[R] Benjamini-Hochberg (BH) Q value (false discovery rate)

David L Carlson dc@r|@on @end|ng |rom t@mu@edu
Wed Mar 6 16:36:49 CET 2019


R is open source so you can look at the code. 
In this case just typing the function name gets it:

> p.adjust
function (p, method = p.adjust.methods, n = length(p)) 
{
    method <- match.arg(method)
    if (method == "fdr") 
        method <- "BH"
    . . . . . Stuff deleted . . . .  
# The code for Benjamini and Hochberg:
    }, BH = {
        i <- lp:1L
        o <- order(p, decreasing = TRUE)
        ro <- order(o)
        pmin(1, cummin(n/i * p[o]))[ro]

# A quick example
p <- c(0.7723, 0.1992, 0.1821, 0.6947, 0.0932, 0.1484, 0.0006, 0.0004)
round(p.adjust(p, method="BH"), 4)
#  [1] 0.7723  0.2656  0.2656  0.7723  0.2485  0.2656  0.0024  0.0024

n <- length(p)
i <- n:1L
o <- order(p, decreasing=TRUE)    # Order from largest to smallest
ro <- order(o)     # Reverse the ordering to return the adjusted values
pmin(1, cummin(n/i * p[o]))[ro]   # Compute the adjusted value

The adjustment orders the p-values from largest to smallest and multiplies them by n/i, in this case

> n/i
[1] 1.000000 1.142857 1.333333 1.600000 2.000000 2.666667 4.000000 8.000000

So the largest is multiplied by 1 and the smallest by 8.

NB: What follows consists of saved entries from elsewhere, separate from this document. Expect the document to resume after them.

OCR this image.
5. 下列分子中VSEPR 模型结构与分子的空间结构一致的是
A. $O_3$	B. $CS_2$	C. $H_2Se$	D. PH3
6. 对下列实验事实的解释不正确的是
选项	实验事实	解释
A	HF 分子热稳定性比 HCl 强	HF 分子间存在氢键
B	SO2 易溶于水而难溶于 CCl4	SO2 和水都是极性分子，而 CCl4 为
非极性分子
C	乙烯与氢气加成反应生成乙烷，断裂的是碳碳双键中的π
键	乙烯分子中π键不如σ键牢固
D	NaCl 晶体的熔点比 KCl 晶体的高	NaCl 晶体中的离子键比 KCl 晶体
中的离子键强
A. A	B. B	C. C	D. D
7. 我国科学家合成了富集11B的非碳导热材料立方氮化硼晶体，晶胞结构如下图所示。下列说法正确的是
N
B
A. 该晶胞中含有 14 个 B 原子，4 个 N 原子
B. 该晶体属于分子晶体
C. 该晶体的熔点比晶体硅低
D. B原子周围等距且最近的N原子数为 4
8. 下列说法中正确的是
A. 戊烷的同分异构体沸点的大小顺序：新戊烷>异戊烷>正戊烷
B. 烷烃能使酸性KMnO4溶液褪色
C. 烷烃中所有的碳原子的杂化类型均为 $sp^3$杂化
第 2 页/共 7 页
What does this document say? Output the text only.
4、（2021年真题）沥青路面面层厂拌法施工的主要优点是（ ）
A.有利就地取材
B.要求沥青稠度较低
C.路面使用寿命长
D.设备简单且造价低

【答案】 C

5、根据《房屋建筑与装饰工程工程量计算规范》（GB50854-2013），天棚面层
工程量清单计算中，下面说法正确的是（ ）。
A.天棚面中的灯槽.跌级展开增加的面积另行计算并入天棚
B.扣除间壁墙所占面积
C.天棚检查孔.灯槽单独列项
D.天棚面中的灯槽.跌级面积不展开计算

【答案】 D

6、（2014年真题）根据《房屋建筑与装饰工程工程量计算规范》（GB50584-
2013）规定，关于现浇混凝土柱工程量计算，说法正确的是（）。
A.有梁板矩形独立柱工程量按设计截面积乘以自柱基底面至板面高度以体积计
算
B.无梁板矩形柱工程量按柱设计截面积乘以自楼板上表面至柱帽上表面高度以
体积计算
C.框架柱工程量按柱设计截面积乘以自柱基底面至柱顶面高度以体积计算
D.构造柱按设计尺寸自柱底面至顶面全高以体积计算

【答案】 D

Then cummin() takes the cumulative minimum so that the multiplication does not change the decreasing order of the values. In this example the last value is the same as the second to last instead of 8 times the original value (.0032). The pmin() function ensures that the adjusted value never exceeds 1.

----------------------------------------
David L Carlson
Department of Anthropology
Texas A&M University
College Station, TX 77843-4352


-----Original Message-----
From: R-help <r-help-bounces using r-project.org> On Behalf Of David Bars
Sent: Wednesday, March 6, 2019 3:16 AM
To: r-help using r-project.org
Subject: [R] Benjamini-Hochberg (BH) Q value (false discovery rate)

Dear everybody,

I'm using stats package (version 3.5.2) and in detail their p.adjust()
function in order to control the false discovery rate in multiple
comparisons. In particular I used the Benjamini-Hochberg method.

Nevertheless,  the help of the stats package indicates that the adjusting
method is based on:
Benjamini, Y., and Hochberg, Y. (1995). Controlling the false discovery
rate: a practical and powerful approach to multiple testing. Journal of the
Royal Statistical Society Series B, 57, 289–300.
http://www.jstor.org/stable/2346101.

But, in the function mentioned above (p.adjust()) there are no possibiity
to define the Q value (the false discovery rate). I understand that the Q
value is calculated automatically but through which method???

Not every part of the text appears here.